Keberadaan Toko Merah menggambarkan dinamika bisnis di Batavia, sekarang Jakarta. Letaknya strategis, dekat dengan pusat pemerintahan, di tepi Kali Besar, urat nadi lalu lintas air di tengah kota.

Pada zamannya, Kali Besar merupakan wilayah hunian elit di Batavia, tempat tinggal orang-orang kaya dan para pejabat VOC.

Toko Merah adalah bangunan kembar, dua rumah di bawah satu atap dengan perpaduan arsitektur klasik Eropa dengan ornamen gaya Tiongkok.

toko merah saksi pecinan

Sesuai dengan namanya, Toko Merah memiliki dinding yang hampir semuanya berwarna merah. Tangganya unik, bergaya barok, satu-satunya di Jakarta, mungkin di Indonesia.

Tembok depan tak diplester, bata merah ditampilkan, diperkuat dengan cat warna merah hati. Ini menggambarkan unsur kehidupan warga Tionghoa dalam bangunan.

Hanya saja, di balik keanggunan Toko Merah di atas lahan seluas 2.455 meter persegi, menyimpan banyak cerita mengerikan. Di tempat ini sempat terjadi pembantaian etnis Tionghoa di Batavia.
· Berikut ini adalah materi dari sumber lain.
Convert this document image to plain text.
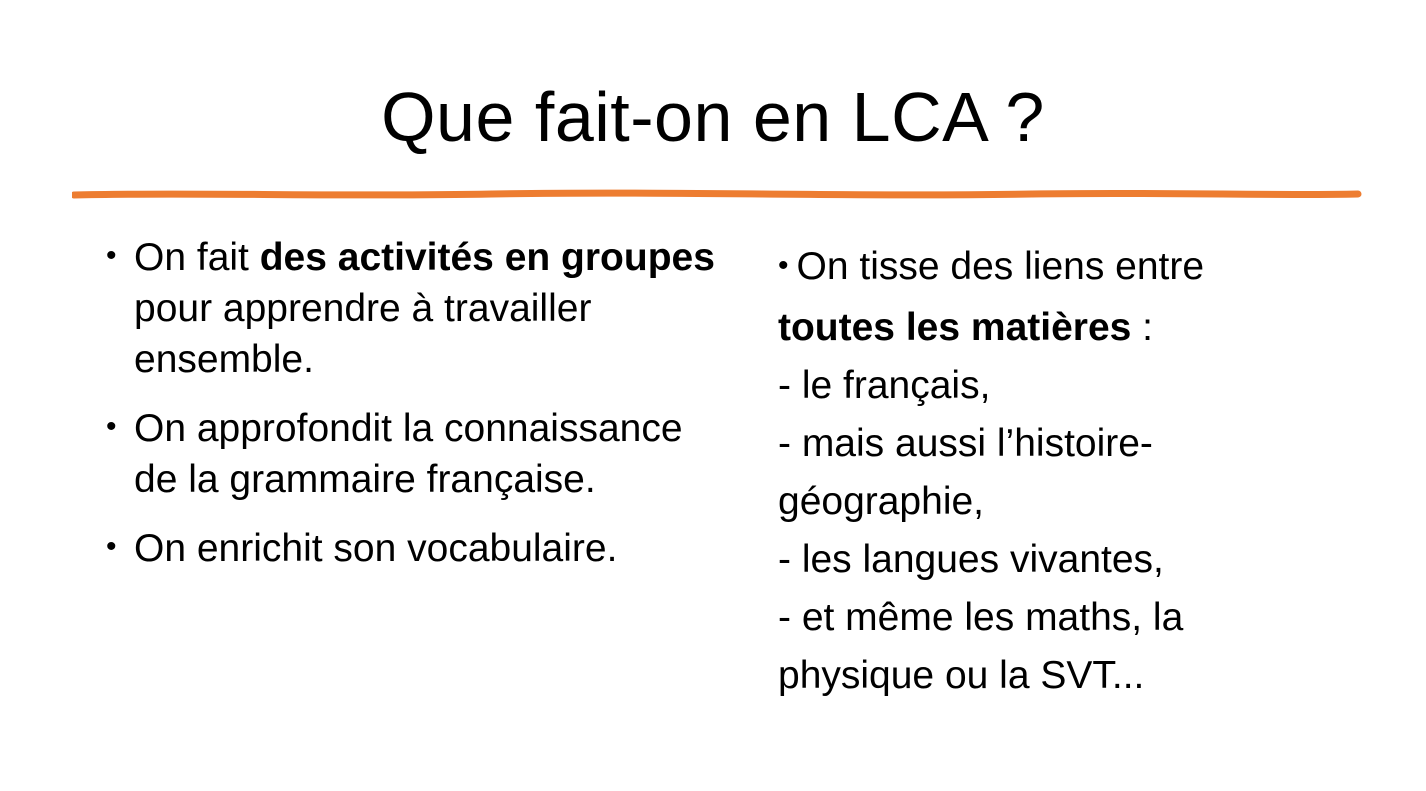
Que fait-on en LCA ?
• On fait des activités en groupes pour apprendre à travailler ensemble.
• On approfondit la connaissance de la grammaire française.
• On enrichit son vocabulaire.
• On tisse des liens entre
toutes les matières :
- le français,
- mais aussi l’histoire-
géographie,
- les langues vivantes,
- et même les maths, la
physique ou la SVT...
Sungai di depan gedung menjadi pembuangan puluhan ribu mayat hingga airnya pun berubah menjadi merah. Toko Merah juga kerap dijadikan tempat penyiksaan gadis zaman dulu.

Maka tak heran warga sekitar dari dulu sampai sekarang lebih mengenalnya sebagai bangunan angker ketimbang sejuta kisah sejarah. Kadang, warga mendengar berbagai suara aneh saat malam tiba.

“Biasanya suara laki-laki dan wanita sedang berbicara dan tertawa. Kadang juga terdengar suara langkah kaki yang sedang berjalan” ujar Rahmat, petugas parkir di sekitar Toko Merah, kepada Indochinatown.com.

Sebagai salah satu bangunan tua di Jakarta, pada tahun 1993 menerima sertifikat Sadar Pemugaran. Itu setelah kepemilikan berganti-ganti. Kini di bawah pengelolaan Pemerintah Jakarta.

Bangunan itu di bawah pemerintah beralih fungsi pada 2012. Bukan lagi sebagai destinasi wisata. Dijadikan sebagai tempat konferensi, pameran, ataupun rapat para pejabat pemerintah.

“Sudah lama tidak dijadikan tempat wisata, sejak dua tahun lalu. Sekarang sering jadi tempat rapat para pejabat,” jelas Rahmat.

Meski tak lagi dikunjungi oleh wisatawan, masih kokohnya bangunan tersebut bukti nyata kepedulian terhadap peninggalan budaya dan sejarah di jantung ekonomi Indonesia.